In a prior blog post I described writing the title song for Cassock: Myghin’s Song, a story-driven game that blends British Isle folklore with Lovecraftian horror. Drawing from Irish folk music tradition, the song comes in both English and Irish Gaelic versions, each tweaked to match the rhythms of its respective language.
Writing lyrics in an exotic language may have artistic merit, but finding a vocalist capable of performing bilingually is another challenge altogether. The producer and I reviewed a number of candidates, but agreed that the perfect choice was London-based recording artist Eurielle. Eurielle has an evocative vocal tone that can range from intimate to ethereal; you can hear her on a number of film and TV productions, including the Downtown Abbey soundtrack album. And importantly for our purposes, she had experience singing in Irish!

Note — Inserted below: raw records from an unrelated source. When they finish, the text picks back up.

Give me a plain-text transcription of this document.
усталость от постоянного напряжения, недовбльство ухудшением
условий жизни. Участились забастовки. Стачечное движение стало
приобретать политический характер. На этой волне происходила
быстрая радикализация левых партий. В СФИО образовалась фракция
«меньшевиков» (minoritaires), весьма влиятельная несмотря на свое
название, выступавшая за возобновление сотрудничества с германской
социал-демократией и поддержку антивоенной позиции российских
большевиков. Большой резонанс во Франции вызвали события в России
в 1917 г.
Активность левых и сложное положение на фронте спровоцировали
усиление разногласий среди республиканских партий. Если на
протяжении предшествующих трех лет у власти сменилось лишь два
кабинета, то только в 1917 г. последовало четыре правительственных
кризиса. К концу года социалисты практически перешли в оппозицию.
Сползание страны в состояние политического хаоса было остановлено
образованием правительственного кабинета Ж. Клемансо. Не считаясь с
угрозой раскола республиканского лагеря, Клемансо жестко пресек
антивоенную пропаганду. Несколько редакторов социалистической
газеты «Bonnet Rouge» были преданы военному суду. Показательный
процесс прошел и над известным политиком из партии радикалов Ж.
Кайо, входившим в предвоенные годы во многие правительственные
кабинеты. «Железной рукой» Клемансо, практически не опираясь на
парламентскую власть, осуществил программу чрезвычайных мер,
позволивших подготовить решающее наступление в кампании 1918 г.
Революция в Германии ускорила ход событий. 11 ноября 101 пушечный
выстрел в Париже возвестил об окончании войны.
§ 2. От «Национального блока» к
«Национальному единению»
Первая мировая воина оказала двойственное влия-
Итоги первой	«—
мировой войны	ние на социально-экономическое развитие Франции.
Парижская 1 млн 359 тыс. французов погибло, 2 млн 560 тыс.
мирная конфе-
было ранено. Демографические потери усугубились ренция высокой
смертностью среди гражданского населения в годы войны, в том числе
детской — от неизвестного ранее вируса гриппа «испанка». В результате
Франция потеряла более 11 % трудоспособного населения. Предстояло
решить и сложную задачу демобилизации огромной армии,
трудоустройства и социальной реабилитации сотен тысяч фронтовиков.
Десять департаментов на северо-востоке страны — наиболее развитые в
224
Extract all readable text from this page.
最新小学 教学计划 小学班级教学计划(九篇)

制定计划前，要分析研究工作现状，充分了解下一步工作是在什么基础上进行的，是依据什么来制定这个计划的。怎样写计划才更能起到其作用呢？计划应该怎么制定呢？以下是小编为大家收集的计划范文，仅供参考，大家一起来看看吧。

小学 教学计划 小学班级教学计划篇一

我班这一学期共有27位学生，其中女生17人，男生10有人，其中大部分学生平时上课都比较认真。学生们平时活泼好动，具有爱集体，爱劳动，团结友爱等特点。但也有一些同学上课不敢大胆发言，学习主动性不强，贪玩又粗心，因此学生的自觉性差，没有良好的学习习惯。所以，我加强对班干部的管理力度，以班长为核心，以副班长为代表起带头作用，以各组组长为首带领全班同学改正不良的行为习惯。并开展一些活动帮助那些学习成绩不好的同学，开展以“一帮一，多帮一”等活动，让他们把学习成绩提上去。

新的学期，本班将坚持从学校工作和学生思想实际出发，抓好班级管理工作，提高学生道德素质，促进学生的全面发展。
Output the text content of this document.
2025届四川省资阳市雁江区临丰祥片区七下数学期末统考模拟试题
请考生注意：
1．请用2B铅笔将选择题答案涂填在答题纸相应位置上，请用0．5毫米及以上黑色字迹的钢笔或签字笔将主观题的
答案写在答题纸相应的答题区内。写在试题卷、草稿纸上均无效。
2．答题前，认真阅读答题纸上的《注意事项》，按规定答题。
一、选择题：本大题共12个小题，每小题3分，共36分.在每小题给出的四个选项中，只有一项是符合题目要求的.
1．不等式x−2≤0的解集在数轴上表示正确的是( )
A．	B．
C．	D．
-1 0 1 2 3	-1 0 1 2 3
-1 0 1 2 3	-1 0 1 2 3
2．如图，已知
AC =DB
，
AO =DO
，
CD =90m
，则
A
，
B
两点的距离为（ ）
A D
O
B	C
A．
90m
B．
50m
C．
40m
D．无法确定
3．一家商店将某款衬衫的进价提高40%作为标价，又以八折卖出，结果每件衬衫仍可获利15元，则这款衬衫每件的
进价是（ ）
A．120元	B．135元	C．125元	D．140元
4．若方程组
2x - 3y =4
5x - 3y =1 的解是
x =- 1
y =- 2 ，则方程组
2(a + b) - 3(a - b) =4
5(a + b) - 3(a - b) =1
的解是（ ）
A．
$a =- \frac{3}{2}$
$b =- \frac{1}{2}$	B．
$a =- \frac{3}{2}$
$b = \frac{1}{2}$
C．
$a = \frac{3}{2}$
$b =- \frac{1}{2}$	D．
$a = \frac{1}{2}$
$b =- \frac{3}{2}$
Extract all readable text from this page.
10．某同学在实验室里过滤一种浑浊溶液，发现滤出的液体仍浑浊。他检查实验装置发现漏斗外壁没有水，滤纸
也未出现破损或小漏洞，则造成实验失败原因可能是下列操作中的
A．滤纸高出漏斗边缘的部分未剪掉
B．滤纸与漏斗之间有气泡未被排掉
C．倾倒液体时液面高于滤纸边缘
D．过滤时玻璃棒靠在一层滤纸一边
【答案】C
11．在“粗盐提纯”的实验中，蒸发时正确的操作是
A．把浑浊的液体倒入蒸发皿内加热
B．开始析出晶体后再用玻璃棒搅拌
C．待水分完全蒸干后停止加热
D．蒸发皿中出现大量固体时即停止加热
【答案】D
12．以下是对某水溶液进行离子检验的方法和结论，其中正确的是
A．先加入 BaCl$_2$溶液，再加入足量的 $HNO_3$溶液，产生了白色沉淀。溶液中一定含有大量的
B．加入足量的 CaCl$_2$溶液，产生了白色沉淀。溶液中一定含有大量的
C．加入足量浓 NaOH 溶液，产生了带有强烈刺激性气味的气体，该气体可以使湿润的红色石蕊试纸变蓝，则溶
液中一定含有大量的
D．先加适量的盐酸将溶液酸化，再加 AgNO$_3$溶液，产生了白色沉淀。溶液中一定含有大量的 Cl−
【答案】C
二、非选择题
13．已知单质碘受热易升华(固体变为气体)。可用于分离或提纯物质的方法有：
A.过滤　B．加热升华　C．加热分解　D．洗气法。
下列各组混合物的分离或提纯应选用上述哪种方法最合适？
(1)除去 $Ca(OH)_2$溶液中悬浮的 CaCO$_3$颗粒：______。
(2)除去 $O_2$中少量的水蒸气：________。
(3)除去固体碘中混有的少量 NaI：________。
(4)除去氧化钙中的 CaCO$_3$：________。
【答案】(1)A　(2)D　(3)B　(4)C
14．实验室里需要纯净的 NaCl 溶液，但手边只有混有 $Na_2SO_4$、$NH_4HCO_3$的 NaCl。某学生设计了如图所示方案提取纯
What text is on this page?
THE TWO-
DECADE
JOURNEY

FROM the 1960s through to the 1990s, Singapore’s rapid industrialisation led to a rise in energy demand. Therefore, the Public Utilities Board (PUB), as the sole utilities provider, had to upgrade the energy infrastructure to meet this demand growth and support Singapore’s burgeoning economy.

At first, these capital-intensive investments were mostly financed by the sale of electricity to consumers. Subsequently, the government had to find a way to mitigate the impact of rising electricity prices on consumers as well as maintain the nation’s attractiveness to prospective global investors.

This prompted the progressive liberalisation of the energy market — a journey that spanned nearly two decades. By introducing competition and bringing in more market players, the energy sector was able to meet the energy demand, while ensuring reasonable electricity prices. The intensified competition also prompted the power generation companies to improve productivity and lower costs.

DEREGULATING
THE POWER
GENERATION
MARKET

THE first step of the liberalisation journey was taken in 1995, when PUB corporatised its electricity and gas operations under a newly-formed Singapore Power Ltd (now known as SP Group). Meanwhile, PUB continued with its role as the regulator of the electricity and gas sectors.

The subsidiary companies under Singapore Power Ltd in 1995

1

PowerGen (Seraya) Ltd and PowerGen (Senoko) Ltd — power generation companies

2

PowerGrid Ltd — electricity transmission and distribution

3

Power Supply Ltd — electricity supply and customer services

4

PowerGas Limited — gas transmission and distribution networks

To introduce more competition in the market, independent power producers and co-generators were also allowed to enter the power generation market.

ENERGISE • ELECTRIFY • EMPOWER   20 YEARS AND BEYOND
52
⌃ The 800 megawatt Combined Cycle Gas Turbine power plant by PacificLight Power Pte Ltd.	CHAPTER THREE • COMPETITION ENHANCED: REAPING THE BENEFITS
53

Armed with the vocal score and Éamonn’s translation, Eurielle not only gave us a hauntingly beautiful performance in English, but added smoothness and euphony to the complex, crunchy syllables of the Irish lyrics.
Next came the instrumental tracks. My arrangement originally called for two celli, but given the song’s desolate tone I decided to substitute bass viol, also known as the viola de gamba. You can think of the bass viol as a Baroque precursor to the modern cello; in contrast, it has a thinner and almost medieval sound. Viol players are rare find, but as Los Angeles boasts every conceivable musical specialist, my search was thankfully brief. Jim Garafolo, primarily a studio bass player, brought in his viol and provided us with both expressive accompaniment and solo tracks.
Finally came drums and percussion. I had written some rhythm parts, but wanted to leave room for interpretation and choice of instrumentation. I got in touch with MB Gordy, a specialist in ethnic and exotic percussion. (If you watch any film or television, you’ve heard him play.) We tracked a number of different noisemakers, from frame drum to bass djun djun to the more authentically Irish bodhran. We also recorded some colorful instruments at MB’s suggestion: metal tines, handfuls of shakers, detached timpani heads, and metal rub rods. It’s not yet decided which of these sounds will emerge in the song’s final arrangement, but suffice to say that I feel like a kid in a candy store.
The Beautiful Dream is still in its editing and mixing phase, but I’ll be excited to share the results as soon as it’s done!